Waddy embarked on a cross-country bus trip to gather works for Prints by American Negro Artists (1967), a project funded by the National Endowment for the Arts. With Samella Lewis, she edited Black Artists on Art (1969 and 1971). Waddy and Lewis are considered to be two of the "founding mothers" of the Black Arts Movement in California. Her 1969 linocut print, The Key, is considered to be one of the most prominent pieces in the movement.
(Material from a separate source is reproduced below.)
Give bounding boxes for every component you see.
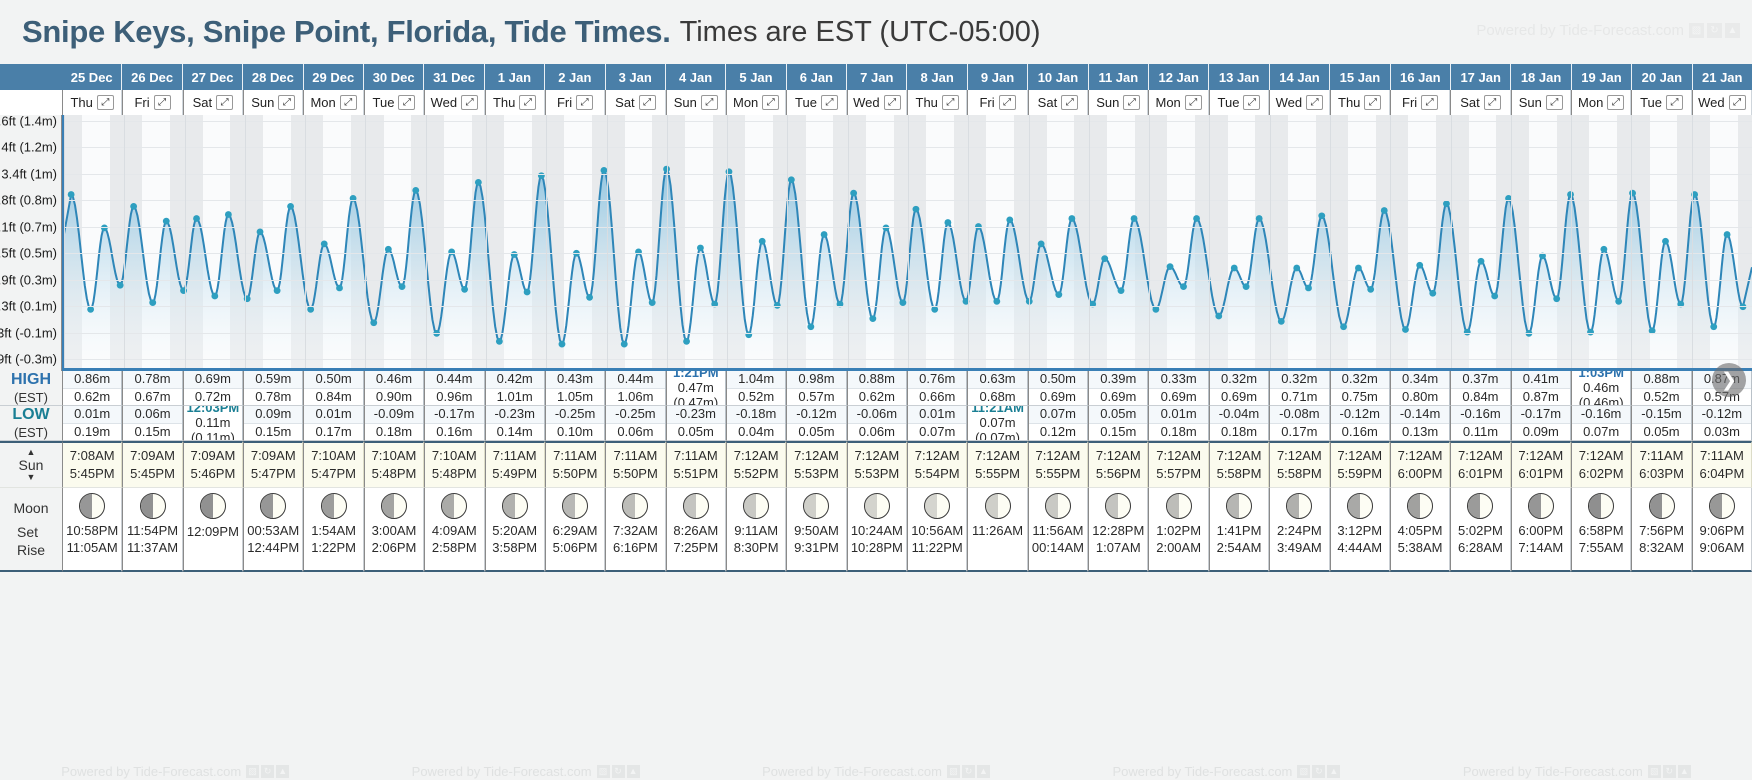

She received awards from the Compton College in 1972, from the League of Allied Artists in 1981, from the California African American Museum in 1983, and the Vesta Award from the Woman's Building in 1986. She was one of twelve African-American artists honored by the Los Angeles Bicentennial in 1981. She also received a lifetime achievement award from the Women's Caucus for Art in 2001, and an honorary doctorate from Otis Art Institute (now called Otis College of Art and Design) in 1987; the citation read, in part, "Your strong graphic images strike us with aesthetic, emotional, and social power, and your dedication to seeking out the distinctive experience of black artists in America has widened that power."

== Exhibitions ==
A selected list of exhibitions including works by Ruth G. Waddy:

- "Negro History Calendar Art Competition" - Safety Savings and Loan, Los Angeles, 1964
- The Negro in American Art - Dickson Art Galleries, UCLA, Los Angeles, 1966
- University of California, Davis, 1966
- Fine Art Gallery, San Diego, 1967
- New Perspectives in Black Art - Oakland Museum, Oakland, California, 1967
- "Negro History Week Art Exhibit" - Independence Square, Los Angeles, 1968
- Prints by Ruth Waddy - Scott United Methodist Church, Pasadena, California, 1976
- A Vibrant Force - Our Children Museum of African American Art, Los Angeles, 1979
- Impressions/Expressions Studio Museum, Harlem, New York, 1983
- Ruth Waddy, A Retrospective - Gallery Plus, Los Angeles, 1986

== Awards ==
A selected list of awards Ruth G. Waddy received:

- National Association of College Women, Los Angeles, 1963
- Angeles Mesa Young Women's Christian Association, Los Angeles, 1964
- United Nations cultural exchange to the Soviet Union, 1966
- National Conference of Artists, Virginia State University, Petersburg, Virginia, 1968
- Our Authors Study Club, Los Angeles, 1972
- National Conference of Artists, Pacific Region, Berkeley, California, 1976
- League of Allied Artists, Los Angeles, 1981
- California Afro-American Museum, 1983
- Vesta Award - Women's Building, Los Angeles, 1986
- Life Works Plaque Award - National Artists Conference, Los Angeles, 1987
- Honorary Doctor of Arts - Otis Art Institute, Parsons School of Design, New School of Social Research, New York, New York, 1987

== Publications ==

- Prints by American Negro Artists, 1965 (contributor)
- Black Artists on Art, 1969 (author)

==Personal life and legacy==
Ruth Gilliam married and divorced William H. Waddy in the 1930s; they had one daughter, Marianna (later Maryom Ana Al-Wadi). Ruth G. Waddy died in 2003, aged 94, in San Francisco, California. Her papers are at the Amistad Research Center, Tulane University. A sketchbook that once belonged to Waddy was featured in a 2013 family art workshop sponsored by the Los Angeles County Museum of Art and the Los Angeles Public Library.

Waddy once stated: "Maybe if I had started as young as my peers did, I would be more interested in recognition. Yet, I do have a need to say what I feel out loud, regardless of whether anyone else hears me."